US Patent Application 17804055. SYSTEM AND METHOD FOR INTEGRATING MACHINE LEARNING IN DATA LEAKAGE DETECTION SOLUTION THROUGH KEYWORD POLICY PREDICTION simplified abstract

From WikiPatents
Jump to navigation Jump to search

SYSTEM AND METHOD FOR INTEGRATING MACHINE LEARNING IN DATA LEAKAGE DETECTION SOLUTION THROUGH KEYWORD POLICY PREDICTION

Organization Name

SAUDI ARABIAN OIL COMPANY

Inventor(s)

Ahmad F. Sirhani of Dammam (SA)

Abdullah K. Madani of Dhahran (SA)

Abdulrahman M. Alomar of Al Hasa (SA)

SYSTEM AND METHOD FOR INTEGRATING MACHINE LEARNING IN DATA LEAKAGE DETECTION SOLUTION THROUGH KEYWORD POLICY PREDICTION - A simplified explanation of the abstract

This abstract first appeared for US patent application 17804055 titled 'SYSTEM AND METHOD FOR INTEGRATING MACHINE LEARNING IN DATA LEAKAGE DETECTION SOLUTION THROUGH KEYWORD POLICY PREDICTION

Simplified Explanation

The patent application describes a method for improving a data leakage prevention system by suggesting keywords for policy creation. Here are the key points:

  • The method involves receiving a collection of labeled documents that have been filtered according to various criteria.
  • The documents are then parsed and converted into vectors, which represent the documents in a numerical format.
  • A machine-learned model is trained using a portion of the vectorized documents, enabling the system to learn patterns and make predictions.
  • The trained model is used to extract word importances, indicating which words are most relevant for identifying sensitive information.
  • Words that meet a certain criterion are retained as suggested keywords for the data leakage prevention system.
  • These suggested keywords are then incorporated into the policy of the system, helping to improve its ability to detect and prevent data leaks.

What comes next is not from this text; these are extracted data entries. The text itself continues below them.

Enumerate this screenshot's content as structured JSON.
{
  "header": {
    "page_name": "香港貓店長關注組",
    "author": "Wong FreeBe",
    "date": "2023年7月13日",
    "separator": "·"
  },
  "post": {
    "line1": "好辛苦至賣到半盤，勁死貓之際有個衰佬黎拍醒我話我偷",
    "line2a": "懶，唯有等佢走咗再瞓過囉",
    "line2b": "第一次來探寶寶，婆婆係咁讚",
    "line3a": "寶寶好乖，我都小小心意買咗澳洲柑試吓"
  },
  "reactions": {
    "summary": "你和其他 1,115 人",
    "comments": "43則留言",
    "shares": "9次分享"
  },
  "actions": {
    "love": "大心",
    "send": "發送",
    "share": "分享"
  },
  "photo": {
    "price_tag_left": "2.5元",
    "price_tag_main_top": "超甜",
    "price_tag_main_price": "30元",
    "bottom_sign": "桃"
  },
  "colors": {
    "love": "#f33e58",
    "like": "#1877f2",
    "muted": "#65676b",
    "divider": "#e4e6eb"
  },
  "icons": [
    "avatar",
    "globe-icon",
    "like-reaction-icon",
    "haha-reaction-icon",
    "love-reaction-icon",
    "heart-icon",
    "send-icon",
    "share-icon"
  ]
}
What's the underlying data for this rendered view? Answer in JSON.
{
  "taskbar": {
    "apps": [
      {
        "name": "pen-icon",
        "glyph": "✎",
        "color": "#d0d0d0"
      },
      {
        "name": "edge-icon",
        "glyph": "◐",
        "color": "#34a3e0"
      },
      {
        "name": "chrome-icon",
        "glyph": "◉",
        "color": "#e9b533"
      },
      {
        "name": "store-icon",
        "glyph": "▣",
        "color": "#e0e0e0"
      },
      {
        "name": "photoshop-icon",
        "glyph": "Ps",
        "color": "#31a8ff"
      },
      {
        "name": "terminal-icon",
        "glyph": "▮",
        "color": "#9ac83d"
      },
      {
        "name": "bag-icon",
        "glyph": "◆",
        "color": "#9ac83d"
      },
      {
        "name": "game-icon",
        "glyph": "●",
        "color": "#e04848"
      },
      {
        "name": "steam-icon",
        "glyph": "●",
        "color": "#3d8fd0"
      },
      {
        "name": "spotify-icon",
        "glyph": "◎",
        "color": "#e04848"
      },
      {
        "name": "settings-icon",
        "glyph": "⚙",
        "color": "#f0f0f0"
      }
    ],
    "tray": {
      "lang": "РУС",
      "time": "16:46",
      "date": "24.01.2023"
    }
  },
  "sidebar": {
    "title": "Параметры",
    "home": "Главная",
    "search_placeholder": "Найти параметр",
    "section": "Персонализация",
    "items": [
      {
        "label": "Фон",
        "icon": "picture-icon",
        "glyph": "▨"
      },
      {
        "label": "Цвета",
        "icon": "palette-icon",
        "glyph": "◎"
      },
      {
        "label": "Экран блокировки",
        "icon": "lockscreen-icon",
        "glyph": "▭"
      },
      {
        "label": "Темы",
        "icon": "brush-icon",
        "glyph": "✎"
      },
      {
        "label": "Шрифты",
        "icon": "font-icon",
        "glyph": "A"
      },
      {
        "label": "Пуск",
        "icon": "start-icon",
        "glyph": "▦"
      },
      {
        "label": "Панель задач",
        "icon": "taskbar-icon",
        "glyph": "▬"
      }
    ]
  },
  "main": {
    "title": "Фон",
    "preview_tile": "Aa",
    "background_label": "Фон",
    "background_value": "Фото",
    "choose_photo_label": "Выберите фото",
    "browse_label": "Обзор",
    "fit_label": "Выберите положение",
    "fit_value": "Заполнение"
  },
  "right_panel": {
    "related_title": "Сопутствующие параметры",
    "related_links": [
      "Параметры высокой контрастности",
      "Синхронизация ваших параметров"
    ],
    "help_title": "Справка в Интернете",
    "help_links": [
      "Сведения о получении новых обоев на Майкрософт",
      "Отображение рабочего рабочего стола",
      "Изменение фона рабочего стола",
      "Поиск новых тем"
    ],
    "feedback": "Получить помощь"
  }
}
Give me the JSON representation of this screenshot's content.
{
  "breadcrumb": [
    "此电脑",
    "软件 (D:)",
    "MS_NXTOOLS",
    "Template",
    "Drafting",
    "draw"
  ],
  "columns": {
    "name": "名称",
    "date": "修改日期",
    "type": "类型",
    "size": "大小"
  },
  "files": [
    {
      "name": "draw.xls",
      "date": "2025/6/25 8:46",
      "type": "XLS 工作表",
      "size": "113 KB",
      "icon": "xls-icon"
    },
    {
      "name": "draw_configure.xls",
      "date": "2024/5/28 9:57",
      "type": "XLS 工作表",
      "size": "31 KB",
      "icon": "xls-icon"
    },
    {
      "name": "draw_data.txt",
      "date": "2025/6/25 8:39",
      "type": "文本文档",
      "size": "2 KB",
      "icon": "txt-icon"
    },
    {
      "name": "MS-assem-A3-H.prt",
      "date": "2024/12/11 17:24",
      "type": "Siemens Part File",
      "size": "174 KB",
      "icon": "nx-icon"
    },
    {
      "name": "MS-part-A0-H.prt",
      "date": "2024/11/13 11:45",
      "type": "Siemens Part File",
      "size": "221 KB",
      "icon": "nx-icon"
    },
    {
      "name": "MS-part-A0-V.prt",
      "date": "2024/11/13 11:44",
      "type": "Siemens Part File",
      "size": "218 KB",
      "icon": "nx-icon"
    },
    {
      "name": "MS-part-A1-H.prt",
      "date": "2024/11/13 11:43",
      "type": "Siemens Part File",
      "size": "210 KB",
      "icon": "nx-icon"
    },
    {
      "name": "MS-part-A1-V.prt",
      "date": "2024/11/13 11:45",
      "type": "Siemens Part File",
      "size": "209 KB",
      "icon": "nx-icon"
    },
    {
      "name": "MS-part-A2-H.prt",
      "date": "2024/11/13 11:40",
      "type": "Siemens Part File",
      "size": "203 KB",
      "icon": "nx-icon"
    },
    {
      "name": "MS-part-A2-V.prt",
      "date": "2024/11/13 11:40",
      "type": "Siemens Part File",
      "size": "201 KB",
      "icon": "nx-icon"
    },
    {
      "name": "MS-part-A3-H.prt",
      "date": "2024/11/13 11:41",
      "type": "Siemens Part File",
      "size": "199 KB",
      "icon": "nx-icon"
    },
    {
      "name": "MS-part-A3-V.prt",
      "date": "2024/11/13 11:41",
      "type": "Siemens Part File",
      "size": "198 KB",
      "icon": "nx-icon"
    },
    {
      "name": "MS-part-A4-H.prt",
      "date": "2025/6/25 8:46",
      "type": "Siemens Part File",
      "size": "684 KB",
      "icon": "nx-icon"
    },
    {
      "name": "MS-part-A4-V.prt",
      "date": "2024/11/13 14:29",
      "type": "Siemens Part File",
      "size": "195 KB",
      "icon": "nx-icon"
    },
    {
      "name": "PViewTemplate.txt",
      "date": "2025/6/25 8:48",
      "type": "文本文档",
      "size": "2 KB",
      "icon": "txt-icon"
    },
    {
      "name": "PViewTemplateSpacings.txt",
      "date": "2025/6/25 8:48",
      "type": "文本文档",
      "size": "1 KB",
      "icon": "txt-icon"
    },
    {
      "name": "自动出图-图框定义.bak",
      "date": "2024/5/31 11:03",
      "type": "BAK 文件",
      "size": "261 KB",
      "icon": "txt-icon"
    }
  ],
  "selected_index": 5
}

Original Abstract Submitted

A method which includes receiving a corpus of labelled documents according to a plurality of filters and parsing, by a computer processor, the corpus. The method further includes vectorizing, by the computer processor, the parsed corpus to obtain vectorized documents; and training, by the computer processor, a machine-learned model using, at least a portion, of the vectorized documents. The method further includes extracting word importances from the trained machine-learned model and retaining the words with associated importances that satisfy a criterion, wherein the retained words are suggested keywords. The method further includes incorporating the suggested keywords in a policy of a data leakage prevention system.